Lorsque le terrain n’apparaît pas exposé à un risque d’inondation, la prescription technique imposée par le permis de construire en considération de ce risque n’est pas nécessaire pour assurer la conformité du projet au regard de l’article R.111-2 du Code de l’urbanisme. Par voie de conséquence, la circonstance que cette prescription ne serait pas réalisable n’est pas de nature à affecter le permis de construire d’illégalité.

CAA. Marseille, 9 novembre 2006, Cne de Tarascon, req. n°04MA00895

Dans cette affaire, le Maire de la Commune de Tarascon avait délivré un permis de construire un immeuble à destination d’habitation sur un terrain faisant l’objet d’un classement administratif en zone submersible mais ce, en l’assortissant de la prescription suivante « l'attention du pétitionnaire est attirée sur le fait que la construction projetée est située en zone submersible réglementée du Rhône et qu'une crue de ce fleuve peut endommager ses biens. Le niveau des plus hautes eaux de la dernière crue s'est élevé à cet endroit à la cote de 11,90 m NGF. La construction devra disposer d'un niveau refuge accessible situé au-dessus de l'altitude précitée ».

Le Préfet des Bouches-du-Rhône devait toutefois déférer ce permis de construire à la censure du juge administratif au motif tiré de la méconnaissance de l’article R.111-2 du Code de l’urbanisme et ce, en soutenant, notamment, que la prescription précitée ne pouvait assurer la conformité du projet au regard de cet article dès lors qu’elle était irréalisable.

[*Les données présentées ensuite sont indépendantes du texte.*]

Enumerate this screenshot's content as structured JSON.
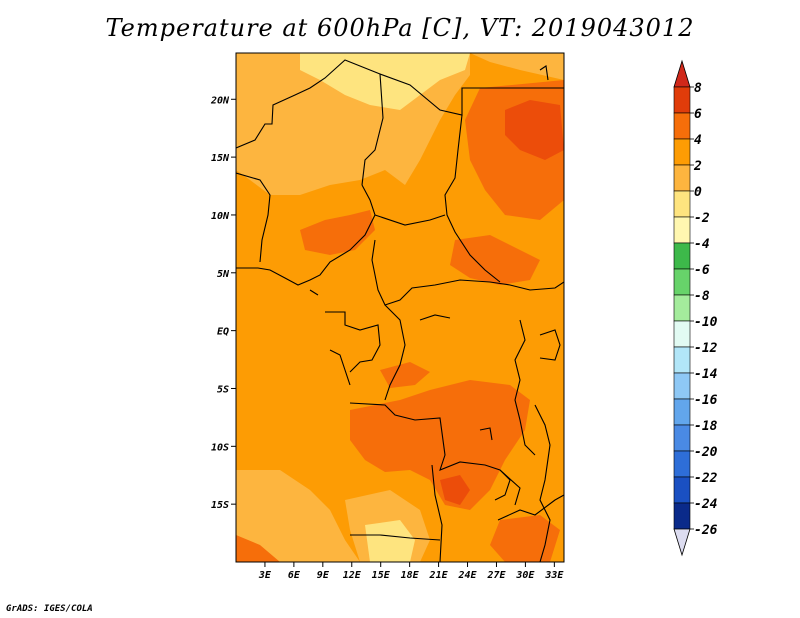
{
  "title": "Temperature at 600hPa [C], VT: 2019043012",
  "credit": "GrADS: IGES/COLA",
  "map": {
    "lon_range": [
      0,
      34
    ],
    "lat_range": [
      -20,
      24
    ],
    "lat_ticks": [
      {
        "value": 20,
        "label": "20N"
      },
      {
        "value": 15,
        "label": "15N"
      },
      {
        "value": 10,
        "label": "10N"
      },
      {
        "value": 5,
        "label": "5N"
      },
      {
        "value": 0,
        "label": "EQ"
      },
      {
        "value": -5,
        "label": "5S"
      },
      {
        "value": -10,
        "label": "10S"
      },
      {
        "value": -15,
        "label": "15S"
      }
    ],
    "lon_ticks": [
      {
        "value": 3,
        "label": "3E"
      },
      {
        "value": 6,
        "label": "6E"
      },
      {
        "value": 9,
        "label": "9E"
      },
      {
        "value": 12,
        "label": "12E"
      },
      {
        "value": 15,
        "label": "15E"
      },
      {
        "value": 18,
        "label": "18E"
      },
      {
        "value": 21,
        "label": "21E"
      },
      {
        "value": 24,
        "label": "24E"
      },
      {
        "value": 27,
        "label": "27E"
      },
      {
        "value": 30,
        "label": "30E"
      },
      {
        "value": 33,
        "label": "33E"
      }
    ],
    "colors": {
      "band_m2_0": "#fee47f",
      "band_0_2": "#fdb53f",
      "band_2_4": "#fd9c04",
      "band_4_6": "#f66e0a",
      "band_6_8": "#ec4d0a",
      "border": "#000000"
    }
  },
  "colorbar": {
    "levels": [
      "8",
      "6",
      "4",
      "2",
      "0",
      "-2",
      "-4",
      "-6",
      "-8",
      "-10",
      "-12",
      "-14",
      "-16",
      "-18",
      "-20",
      "-22",
      "-24",
      "-26"
    ],
    "colors": [
      "#e03c0a",
      "#f66e0a",
      "#fd9c04",
      "#fdb53f",
      "#fee47f",
      "#fff7b0",
      "#3db94a",
      "#67d36a",
      "#a4ec9c",
      "#e2fbf3",
      "#b2e6f8",
      "#8ec8f5",
      "#62a6ec",
      "#4a8ae4",
      "#2e6ed8",
      "#1a50c2",
      "#0a2a8a"
    ],
    "top_arrow_color": "#d0281a",
    "bottom_arrow_color": "#dcdcf0"
  }
}
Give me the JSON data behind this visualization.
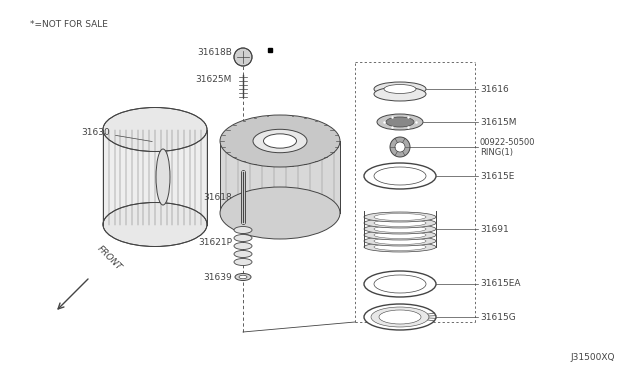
{
  "background_color": "#ffffff",
  "diagram_id": "J31500XQ",
  "not_for_sale_text": "*=NOT FOR SALE",
  "front_arrow_text": "FRONT",
  "line_color": "#444444",
  "font_size": 6.5
}
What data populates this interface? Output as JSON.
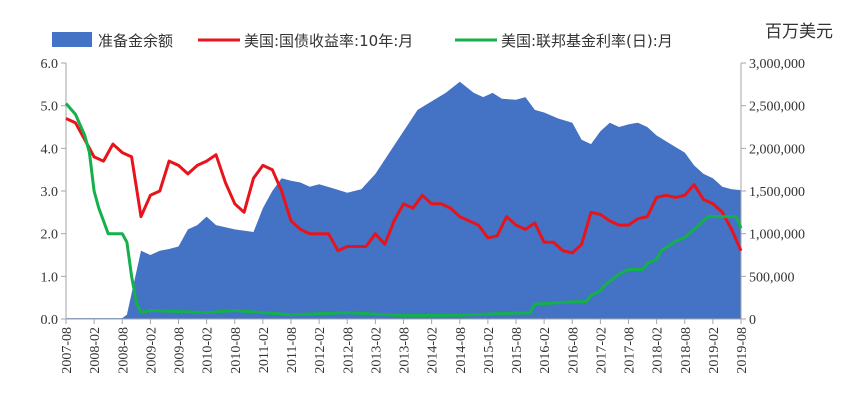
{
  "chart_data": {
    "type": "area+line",
    "unit_label": "百万美元",
    "legend": [
      {
        "key": "reserve",
        "label": "准备金余额",
        "color": "#4472C4",
        "style": "area"
      },
      {
        "key": "t10",
        "label": "美国:国债收益率:10年:月",
        "color": "#E8141B",
        "style": "line"
      },
      {
        "key": "ffr",
        "label": "美国:联邦基金利率(日):月",
        "color": "#14B04C",
        "style": "line"
      }
    ],
    "x_categories": [
      "2007-08",
      "2008-02",
      "2008-08",
      "2009-02",
      "2009-08",
      "2010-02",
      "2010-08",
      "2011-02",
      "2011-08",
      "2012-02",
      "2012-08",
      "2013-02",
      "2013-08",
      "2014-02",
      "2014-08",
      "2015-02",
      "2015-08",
      "2016-02",
      "2016-08",
      "2017-02",
      "2017-08",
      "2018-02",
      "2018-08",
      "2019-02",
      "2019-08"
    ],
    "x_start": "2007-08",
    "x_end": "2019-08",
    "left_axis": {
      "min": 0,
      "max": 6,
      "ticks": [
        "0.0",
        "1.0",
        "2.0",
        "3.0",
        "4.0",
        "5.0",
        "6.0"
      ]
    },
    "right_axis": {
      "min": 0,
      "max": 3000000,
      "ticks": [
        "0",
        "500,000",
        "1,000,000",
        "1,500,000",
        "2,000,000",
        "2,500,000",
        "3,000,000"
      ]
    },
    "series": [
      {
        "name": "准备金余额",
        "axis": "right",
        "points": [
          [
            "2007-08",
            10000
          ],
          [
            "2008-08",
            10000
          ],
          [
            "2008-09",
            50000
          ],
          [
            "2008-10",
            300000
          ],
          [
            "2008-11",
            550000
          ],
          [
            "2008-12",
            800000
          ],
          [
            "2009-02",
            750000
          ],
          [
            "2009-04",
            800000
          ],
          [
            "2009-06",
            820000
          ],
          [
            "2009-08",
            850000
          ],
          [
            "2009-10",
            1050000
          ],
          [
            "2009-12",
            1100000
          ],
          [
            "2010-02",
            1200000
          ],
          [
            "2010-04",
            1100000
          ],
          [
            "2010-08",
            1050000
          ],
          [
            "2010-12",
            1020000
          ],
          [
            "2011-02",
            1300000
          ],
          [
            "2011-04",
            1500000
          ],
          [
            "2011-06",
            1650000
          ],
          [
            "2011-08",
            1620000
          ],
          [
            "2011-10",
            1600000
          ],
          [
            "2011-12",
            1550000
          ],
          [
            "2012-02",
            1580000
          ],
          [
            "2012-05",
            1530000
          ],
          [
            "2012-08",
            1480000
          ],
          [
            "2012-11",
            1520000
          ],
          [
            "2013-02",
            1700000
          ],
          [
            "2013-05",
            1950000
          ],
          [
            "2013-08",
            2200000
          ],
          [
            "2013-11",
            2450000
          ],
          [
            "2014-02",
            2550000
          ],
          [
            "2014-05",
            2650000
          ],
          [
            "2014-08",
            2780000
          ],
          [
            "2014-11",
            2650000
          ],
          [
            "2015-01",
            2600000
          ],
          [
            "2015-03",
            2650000
          ],
          [
            "2015-05",
            2580000
          ],
          [
            "2015-08",
            2570000
          ],
          [
            "2015-10",
            2600000
          ],
          [
            "2015-12",
            2450000
          ],
          [
            "2016-02",
            2420000
          ],
          [
            "2016-05",
            2350000
          ],
          [
            "2016-08",
            2300000
          ],
          [
            "2016-10",
            2100000
          ],
          [
            "2016-12",
            2050000
          ],
          [
            "2017-02",
            2200000
          ],
          [
            "2017-04",
            2300000
          ],
          [
            "2017-06",
            2250000
          ],
          [
            "2017-08",
            2280000
          ],
          [
            "2017-10",
            2300000
          ],
          [
            "2017-12",
            2250000
          ],
          [
            "2018-02",
            2150000
          ],
          [
            "2018-05",
            2050000
          ],
          [
            "2018-08",
            1950000
          ],
          [
            "2018-10",
            1800000
          ],
          [
            "2018-12",
            1700000
          ],
          [
            "2019-02",
            1650000
          ],
          [
            "2019-04",
            1550000
          ],
          [
            "2019-06",
            1520000
          ],
          [
            "2019-08",
            1510000
          ]
        ]
      },
      {
        "name": "美国:国债收益率:10年:月",
        "axis": "left",
        "points": [
          [
            "2007-08",
            4.7
          ],
          [
            "2007-10",
            4.6
          ],
          [
            "2007-12",
            4.2
          ],
          [
            "2008-02",
            3.8
          ],
          [
            "2008-04",
            3.7
          ],
          [
            "2008-06",
            4.1
          ],
          [
            "2008-08",
            3.9
          ],
          [
            "2008-10",
            3.8
          ],
          [
            "2008-12",
            2.4
          ],
          [
            "2009-02",
            2.9
          ],
          [
            "2009-04",
            3.0
          ],
          [
            "2009-06",
            3.7
          ],
          [
            "2009-08",
            3.6
          ],
          [
            "2009-10",
            3.4
          ],
          [
            "2009-12",
            3.6
          ],
          [
            "2010-02",
            3.7
          ],
          [
            "2010-04",
            3.85
          ],
          [
            "2010-06",
            3.2
          ],
          [
            "2010-08",
            2.7
          ],
          [
            "2010-10",
            2.5
          ],
          [
            "2010-12",
            3.3
          ],
          [
            "2011-02",
            3.6
          ],
          [
            "2011-04",
            3.5
          ],
          [
            "2011-06",
            3.0
          ],
          [
            "2011-08",
            2.3
          ],
          [
            "2011-10",
            2.1
          ],
          [
            "2011-12",
            2.0
          ],
          [
            "2012-02",
            2.0
          ],
          [
            "2012-04",
            2.0
          ],
          [
            "2012-06",
            1.6
          ],
          [
            "2012-08",
            1.7
          ],
          [
            "2012-10",
            1.7
          ],
          [
            "2012-12",
            1.7
          ],
          [
            "2013-02",
            2.0
          ],
          [
            "2013-04",
            1.75
          ],
          [
            "2013-06",
            2.3
          ],
          [
            "2013-08",
            2.7
          ],
          [
            "2013-10",
            2.6
          ],
          [
            "2013-12",
            2.9
          ],
          [
            "2014-02",
            2.7
          ],
          [
            "2014-04",
            2.7
          ],
          [
            "2014-06",
            2.6
          ],
          [
            "2014-08",
            2.4
          ],
          [
            "2014-10",
            2.3
          ],
          [
            "2014-12",
            2.2
          ],
          [
            "2015-02",
            1.9
          ],
          [
            "2015-04",
            1.95
          ],
          [
            "2015-06",
            2.4
          ],
          [
            "2015-08",
            2.2
          ],
          [
            "2015-10",
            2.1
          ],
          [
            "2015-12",
            2.25
          ],
          [
            "2016-02",
            1.8
          ],
          [
            "2016-04",
            1.8
          ],
          [
            "2016-06",
            1.6
          ],
          [
            "2016-08",
            1.55
          ],
          [
            "2016-10",
            1.75
          ],
          [
            "2016-12",
            2.5
          ],
          [
            "2017-02",
            2.45
          ],
          [
            "2017-04",
            2.3
          ],
          [
            "2017-06",
            2.2
          ],
          [
            "2017-08",
            2.2
          ],
          [
            "2017-10",
            2.35
          ],
          [
            "2017-12",
            2.4
          ],
          [
            "2018-02",
            2.85
          ],
          [
            "2018-04",
            2.9
          ],
          [
            "2018-06",
            2.85
          ],
          [
            "2018-08",
            2.9
          ],
          [
            "2018-10",
            3.15
          ],
          [
            "2018-12",
            2.8
          ],
          [
            "2019-02",
            2.7
          ],
          [
            "2019-04",
            2.5
          ],
          [
            "2019-06",
            2.1
          ],
          [
            "2019-08",
            1.6
          ]
        ]
      },
      {
        "name": "美国:联邦基金利率(日):月",
        "axis": "left",
        "points": [
          [
            "2007-08",
            5.05
          ],
          [
            "2007-10",
            4.8
          ],
          [
            "2007-12",
            4.3
          ],
          [
            "2008-01",
            3.9
          ],
          [
            "2008-02",
            3.0
          ],
          [
            "2008-03",
            2.6
          ],
          [
            "2008-04",
            2.3
          ],
          [
            "2008-05",
            2.0
          ],
          [
            "2008-08",
            2.0
          ],
          [
            "2008-09",
            1.8
          ],
          [
            "2008-10",
            1.0
          ],
          [
            "2008-11",
            0.4
          ],
          [
            "2008-12",
            0.15
          ],
          [
            "2009-02",
            0.2
          ],
          [
            "2010-02",
            0.15
          ],
          [
            "2010-08",
            0.2
          ],
          [
            "2011-02",
            0.15
          ],
          [
            "2011-08",
            0.1
          ],
          [
            "2012-08",
            0.15
          ],
          [
            "2013-08",
            0.08
          ],
          [
            "2014-08",
            0.09
          ],
          [
            "2015-08",
            0.14
          ],
          [
            "2015-11",
            0.14
          ],
          [
            "2015-12",
            0.35
          ],
          [
            "2016-08",
            0.4
          ],
          [
            "2016-11",
            0.41
          ],
          [
            "2016-12",
            0.55
          ],
          [
            "2017-02",
            0.66
          ],
          [
            "2017-03",
            0.8
          ],
          [
            "2017-06",
            1.05
          ],
          [
            "2017-08",
            1.16
          ],
          [
            "2017-11",
            1.16
          ],
          [
            "2017-12",
            1.3
          ],
          [
            "2018-02",
            1.4
          ],
          [
            "2018-03",
            1.6
          ],
          [
            "2018-06",
            1.82
          ],
          [
            "2018-08",
            1.91
          ],
          [
            "2018-10",
            2.1
          ],
          [
            "2018-12",
            2.3
          ],
          [
            "2019-01",
            2.4
          ],
          [
            "2019-06",
            2.4
          ],
          [
            "2019-07",
            2.4
          ],
          [
            "2019-08",
            2.13
          ]
        ]
      }
    ]
  }
}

On sait, en effet, qu’aux fins d’assurer la conformité du projet aux normes d’urbanisme qui lui sont opposables, un permis de construire peut être assorti de prescriptions techniques imposant la réalisation de travaux ou d’aménagements que n’auraient pas prévus par le pétitionnaire.

Mais pour être opérante, il est nécessaire que cette prescription soit légale ce qui implique non seulement qu’elle soit adéquate et qu’elle ait un impact limité au regard de l’économie générale du projet mais également qu’elle n’apparaisse pas irréalisable (CE. 14 décembre 1992, Epx Léger, req. n°106.685 ; CE. 1er mars 1996, Becaud, req. n°116.820).

Or, contrairement aux prescriptions financières, une prescription technique constitue le soutien indivisible de l’autorisation d’urbanisme qui l’édicte, si bien que son illégalité intrinsèque affecte d’illégalité l’ensemble de l’autorisation et emporte donc l’annulation de cette dernière dans sa globalité ; telle étant la raison pour laquelle un recours en annulation exclusivement dirigé vers une telle prescription, et concluant donc à l’annulation partielle de l’autorisation, est irrecevable qu’il émane d’un tiers ou du pétitionnaire (CE 12 octobre 1979, Poidevin, req. n°12957).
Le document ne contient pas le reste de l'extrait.